Di fronte a questo scenario, Longo si interroga retoricamente: “Tutto per caso? Ma quando mai!”, lasciando intendere che dietro questa mancanza di rappresentanza vi siano dinamiche politiche precise.

Le preoccupazioni dell’ex dirigente comunale si concentrano soprattutto sulle conseguenze che questa assenza potrebbe avere sulle politiche territoriali, in particolare in ambito sanitario.

L’allarme sulla sanità: ospedali periferici in declino

Longo riconosce che il neo-eletto Presidente Antonio Decaro ha già annunciato misure positive sulle liste d’attesa, con la volontà di riproporre la delibera della Giunta Vendola del 2013 che prevedeva incentivi al personale sanitario per l’apertura prolungata dei servizi diagnostici pubblici. Tuttavia, secondo l’ex sindaco, questi provvedimenti non sono sufficienti.

Il problema, spiega Longo, riguarda le scelte politiche degli ultimi anni in provincia di Lecce, “tese a privilegiare soltanto qualche singolo nosocomio… trascurando soprattutto l’Ospedale di Casarano, ma anche quelli di Nardò, di Copertino e di Galatina”.

La conseguenza di questo squilibrio è duplice: da un lato il “Vito Fazzi” di Lecce, che dovrebbe occuparsi delle patologie più complesse, “è intasato da tutto e di più”, dall’altro gli ospedali periferici “sono in progressivo declino”.

Per l’Ospedale “F. Ferrari” di Casarano, in particolare, Longo descrive una situazione critica, affermando che “ora non naviga in acque propriamente tranquille”.

L’appello: “Chi avrà coraggio di affrontare la situazione?”

L’ex amministratore lancia quindi un appello diretto agli eletti in consiglio regionale: “Chi, fra gli eletti, avrà interesse, forza, coraggio e cuore per affrontare la situazione?”

Longo si chiede se sia possibile che una comunità importante anche come polo economico e produttivo possa essere lasciata al suo declino.

La richiesta: far sentire la voce del territorio

Nella parte conclusiva del suo intervento, l’ex sindaco di Taviano auspica che gli eletti in Regione possano essere raggiunti dalle manifestazioni di affetto e vicinanza che animano le comunità di Casarano, Taviano e dei comuni vicini.

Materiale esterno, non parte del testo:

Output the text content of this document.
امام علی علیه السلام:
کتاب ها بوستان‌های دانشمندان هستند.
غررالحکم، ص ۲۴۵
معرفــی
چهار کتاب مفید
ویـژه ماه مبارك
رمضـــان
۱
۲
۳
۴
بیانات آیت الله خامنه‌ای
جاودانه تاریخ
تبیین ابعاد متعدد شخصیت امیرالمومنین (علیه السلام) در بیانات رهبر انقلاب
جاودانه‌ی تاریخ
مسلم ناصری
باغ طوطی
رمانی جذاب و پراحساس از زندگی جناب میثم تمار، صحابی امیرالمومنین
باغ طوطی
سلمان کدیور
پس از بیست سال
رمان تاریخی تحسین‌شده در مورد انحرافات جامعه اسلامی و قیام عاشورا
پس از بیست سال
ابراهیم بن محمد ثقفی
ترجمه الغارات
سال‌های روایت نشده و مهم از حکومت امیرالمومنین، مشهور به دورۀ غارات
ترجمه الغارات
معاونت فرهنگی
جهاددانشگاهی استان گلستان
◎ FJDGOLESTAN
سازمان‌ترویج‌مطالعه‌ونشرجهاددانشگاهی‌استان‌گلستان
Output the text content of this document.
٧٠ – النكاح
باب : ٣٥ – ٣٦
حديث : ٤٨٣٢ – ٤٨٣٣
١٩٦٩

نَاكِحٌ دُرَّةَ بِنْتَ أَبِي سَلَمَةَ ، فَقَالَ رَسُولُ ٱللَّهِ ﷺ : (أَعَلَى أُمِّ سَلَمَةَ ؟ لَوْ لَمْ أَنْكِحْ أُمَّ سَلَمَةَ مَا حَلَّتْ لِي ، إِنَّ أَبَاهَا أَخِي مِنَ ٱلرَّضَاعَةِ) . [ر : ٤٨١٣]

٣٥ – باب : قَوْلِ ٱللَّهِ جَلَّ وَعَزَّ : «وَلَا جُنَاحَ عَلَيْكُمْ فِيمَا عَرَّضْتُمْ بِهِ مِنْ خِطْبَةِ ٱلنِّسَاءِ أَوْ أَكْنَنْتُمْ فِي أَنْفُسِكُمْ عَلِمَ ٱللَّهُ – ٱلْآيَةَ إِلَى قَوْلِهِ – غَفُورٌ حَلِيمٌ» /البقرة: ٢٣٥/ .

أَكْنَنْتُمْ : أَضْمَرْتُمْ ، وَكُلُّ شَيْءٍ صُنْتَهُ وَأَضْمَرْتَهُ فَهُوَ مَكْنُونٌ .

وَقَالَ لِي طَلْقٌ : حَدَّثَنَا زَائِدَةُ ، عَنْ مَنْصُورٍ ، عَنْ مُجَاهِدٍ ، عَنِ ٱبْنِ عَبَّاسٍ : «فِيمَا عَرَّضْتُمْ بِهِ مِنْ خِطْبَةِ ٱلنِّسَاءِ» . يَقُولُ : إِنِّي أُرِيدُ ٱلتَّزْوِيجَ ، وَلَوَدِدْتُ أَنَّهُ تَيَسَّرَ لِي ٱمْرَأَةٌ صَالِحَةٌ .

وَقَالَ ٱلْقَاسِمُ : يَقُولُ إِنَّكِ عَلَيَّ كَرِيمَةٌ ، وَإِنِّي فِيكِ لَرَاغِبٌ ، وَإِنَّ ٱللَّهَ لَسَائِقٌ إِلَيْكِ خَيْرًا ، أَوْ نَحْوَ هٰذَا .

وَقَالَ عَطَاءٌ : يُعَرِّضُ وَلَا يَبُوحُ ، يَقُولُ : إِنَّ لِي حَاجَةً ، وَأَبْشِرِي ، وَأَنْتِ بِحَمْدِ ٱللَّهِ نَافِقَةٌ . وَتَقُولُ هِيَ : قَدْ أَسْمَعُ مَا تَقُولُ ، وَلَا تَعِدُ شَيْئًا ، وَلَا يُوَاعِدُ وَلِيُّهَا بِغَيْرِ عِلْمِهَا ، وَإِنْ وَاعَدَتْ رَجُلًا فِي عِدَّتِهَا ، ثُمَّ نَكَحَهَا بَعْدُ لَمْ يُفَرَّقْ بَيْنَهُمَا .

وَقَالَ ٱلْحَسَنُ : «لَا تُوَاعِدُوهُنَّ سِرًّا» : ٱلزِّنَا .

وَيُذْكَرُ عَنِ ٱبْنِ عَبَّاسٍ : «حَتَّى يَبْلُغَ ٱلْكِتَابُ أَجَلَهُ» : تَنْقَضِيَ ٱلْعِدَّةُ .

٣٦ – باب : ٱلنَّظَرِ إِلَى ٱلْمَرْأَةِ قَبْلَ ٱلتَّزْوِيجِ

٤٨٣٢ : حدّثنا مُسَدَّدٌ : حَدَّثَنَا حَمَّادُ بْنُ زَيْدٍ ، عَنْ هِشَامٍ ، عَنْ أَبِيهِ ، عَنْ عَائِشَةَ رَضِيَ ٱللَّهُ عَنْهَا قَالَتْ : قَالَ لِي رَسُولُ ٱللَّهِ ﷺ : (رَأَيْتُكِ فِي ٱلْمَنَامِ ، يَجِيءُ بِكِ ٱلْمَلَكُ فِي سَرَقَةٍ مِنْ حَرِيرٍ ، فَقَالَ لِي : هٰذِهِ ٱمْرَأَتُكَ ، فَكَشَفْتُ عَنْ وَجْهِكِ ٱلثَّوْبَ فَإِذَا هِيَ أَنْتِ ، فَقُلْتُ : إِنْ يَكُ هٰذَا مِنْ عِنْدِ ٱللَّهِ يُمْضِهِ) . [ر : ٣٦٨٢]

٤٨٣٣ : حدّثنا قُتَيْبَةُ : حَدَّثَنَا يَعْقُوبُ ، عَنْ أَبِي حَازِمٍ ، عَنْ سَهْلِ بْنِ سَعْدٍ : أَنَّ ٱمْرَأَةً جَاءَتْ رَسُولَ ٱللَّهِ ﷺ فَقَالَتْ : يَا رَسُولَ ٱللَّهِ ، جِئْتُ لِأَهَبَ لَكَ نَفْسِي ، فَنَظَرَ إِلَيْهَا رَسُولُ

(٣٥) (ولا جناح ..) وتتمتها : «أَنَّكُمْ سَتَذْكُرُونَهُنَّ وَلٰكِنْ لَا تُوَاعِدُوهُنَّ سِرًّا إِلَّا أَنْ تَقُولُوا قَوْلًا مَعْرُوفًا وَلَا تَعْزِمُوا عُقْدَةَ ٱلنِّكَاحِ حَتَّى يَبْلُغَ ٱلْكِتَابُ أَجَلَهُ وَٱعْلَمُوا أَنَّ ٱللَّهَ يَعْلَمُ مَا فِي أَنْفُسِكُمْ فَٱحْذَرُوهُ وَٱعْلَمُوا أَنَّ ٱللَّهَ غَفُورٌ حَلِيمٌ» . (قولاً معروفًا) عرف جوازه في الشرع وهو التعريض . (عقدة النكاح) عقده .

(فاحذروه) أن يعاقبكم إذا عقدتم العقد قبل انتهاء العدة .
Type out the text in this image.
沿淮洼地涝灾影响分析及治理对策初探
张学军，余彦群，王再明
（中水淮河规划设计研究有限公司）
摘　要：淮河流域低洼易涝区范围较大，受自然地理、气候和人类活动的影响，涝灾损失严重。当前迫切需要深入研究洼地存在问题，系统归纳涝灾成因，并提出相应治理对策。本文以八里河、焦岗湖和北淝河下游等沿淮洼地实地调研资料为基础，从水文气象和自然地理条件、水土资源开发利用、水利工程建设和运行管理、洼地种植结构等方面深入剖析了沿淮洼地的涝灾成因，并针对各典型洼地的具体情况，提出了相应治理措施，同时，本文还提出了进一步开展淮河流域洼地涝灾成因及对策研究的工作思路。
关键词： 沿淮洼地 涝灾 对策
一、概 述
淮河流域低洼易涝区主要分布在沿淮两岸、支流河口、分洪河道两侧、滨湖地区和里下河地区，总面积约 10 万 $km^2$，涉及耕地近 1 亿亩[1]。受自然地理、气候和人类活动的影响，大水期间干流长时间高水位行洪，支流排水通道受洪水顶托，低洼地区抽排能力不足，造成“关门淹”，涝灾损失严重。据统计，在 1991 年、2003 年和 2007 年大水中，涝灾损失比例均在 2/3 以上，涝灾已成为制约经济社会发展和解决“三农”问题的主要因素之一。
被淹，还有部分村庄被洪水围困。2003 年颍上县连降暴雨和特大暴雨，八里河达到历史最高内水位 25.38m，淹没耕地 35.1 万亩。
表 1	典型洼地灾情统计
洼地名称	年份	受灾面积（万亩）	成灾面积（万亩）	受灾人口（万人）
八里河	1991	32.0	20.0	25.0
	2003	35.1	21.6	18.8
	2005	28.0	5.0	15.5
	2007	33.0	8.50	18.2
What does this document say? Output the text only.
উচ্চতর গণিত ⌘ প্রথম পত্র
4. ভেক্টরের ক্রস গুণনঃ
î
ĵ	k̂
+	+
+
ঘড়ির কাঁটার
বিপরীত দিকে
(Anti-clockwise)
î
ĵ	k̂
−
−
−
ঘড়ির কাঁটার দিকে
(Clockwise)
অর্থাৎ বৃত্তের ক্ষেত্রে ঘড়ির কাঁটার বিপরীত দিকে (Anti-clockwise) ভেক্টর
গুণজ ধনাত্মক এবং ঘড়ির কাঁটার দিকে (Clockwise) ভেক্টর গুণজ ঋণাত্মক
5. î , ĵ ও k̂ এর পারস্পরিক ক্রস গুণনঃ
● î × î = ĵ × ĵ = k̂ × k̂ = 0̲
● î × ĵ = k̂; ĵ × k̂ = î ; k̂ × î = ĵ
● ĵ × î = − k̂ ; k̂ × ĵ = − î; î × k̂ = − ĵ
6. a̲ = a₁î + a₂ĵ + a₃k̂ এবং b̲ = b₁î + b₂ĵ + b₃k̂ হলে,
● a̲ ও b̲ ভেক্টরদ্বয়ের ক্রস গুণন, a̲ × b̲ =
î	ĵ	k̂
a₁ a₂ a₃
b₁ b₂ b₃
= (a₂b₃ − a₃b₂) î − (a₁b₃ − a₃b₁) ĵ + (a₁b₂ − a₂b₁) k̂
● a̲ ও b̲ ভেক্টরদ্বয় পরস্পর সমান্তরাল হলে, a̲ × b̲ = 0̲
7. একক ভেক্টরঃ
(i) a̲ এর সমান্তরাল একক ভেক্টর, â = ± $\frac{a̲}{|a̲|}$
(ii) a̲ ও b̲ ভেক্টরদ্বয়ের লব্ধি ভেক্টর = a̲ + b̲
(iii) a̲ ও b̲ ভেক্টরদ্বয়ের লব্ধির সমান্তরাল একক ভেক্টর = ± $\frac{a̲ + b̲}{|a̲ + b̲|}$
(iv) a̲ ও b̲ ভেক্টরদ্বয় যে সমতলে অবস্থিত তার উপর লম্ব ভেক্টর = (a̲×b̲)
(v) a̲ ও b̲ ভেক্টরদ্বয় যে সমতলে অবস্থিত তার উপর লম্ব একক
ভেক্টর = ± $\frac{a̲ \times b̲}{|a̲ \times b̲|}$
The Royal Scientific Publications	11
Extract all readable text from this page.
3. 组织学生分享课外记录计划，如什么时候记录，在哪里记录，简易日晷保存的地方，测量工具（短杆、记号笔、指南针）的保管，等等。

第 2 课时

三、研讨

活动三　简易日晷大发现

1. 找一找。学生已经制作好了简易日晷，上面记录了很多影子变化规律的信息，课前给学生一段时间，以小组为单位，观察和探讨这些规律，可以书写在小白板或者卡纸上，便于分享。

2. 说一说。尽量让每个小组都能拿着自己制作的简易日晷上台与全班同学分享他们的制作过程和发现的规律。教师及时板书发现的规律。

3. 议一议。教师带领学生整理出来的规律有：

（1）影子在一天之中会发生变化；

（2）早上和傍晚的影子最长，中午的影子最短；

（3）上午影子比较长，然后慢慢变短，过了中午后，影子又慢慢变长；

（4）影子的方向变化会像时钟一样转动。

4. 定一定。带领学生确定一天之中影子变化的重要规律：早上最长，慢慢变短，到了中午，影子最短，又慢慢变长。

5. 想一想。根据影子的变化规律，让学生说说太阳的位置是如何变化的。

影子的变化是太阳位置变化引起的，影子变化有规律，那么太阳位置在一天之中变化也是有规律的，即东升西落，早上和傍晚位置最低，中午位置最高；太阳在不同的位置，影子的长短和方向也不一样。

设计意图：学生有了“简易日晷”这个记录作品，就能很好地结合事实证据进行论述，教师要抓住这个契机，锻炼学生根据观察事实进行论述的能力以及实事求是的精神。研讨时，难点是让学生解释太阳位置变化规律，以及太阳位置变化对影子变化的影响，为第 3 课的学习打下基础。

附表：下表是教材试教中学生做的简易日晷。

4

Un riconoscimento particolare Longo lo riserva a chi nel territorio continua a lavorare quotidianamente, a chi si è sobbarcato “una lunga e faticosa penitenza, stando ogni santo giorno dal mattino presto in fabbrica, in ufficio, in negozio… per continuare a credere ed a sperare”.

Un intervento che accende i riflettori su una questione destinata ad alimentare il dibattito politico nei prossimi mesi: la capacità della Regione Puglia di garantire attenzione equa a tutti i territori, anche in assenza di una rappresentanza diretta nel consiglio regionale.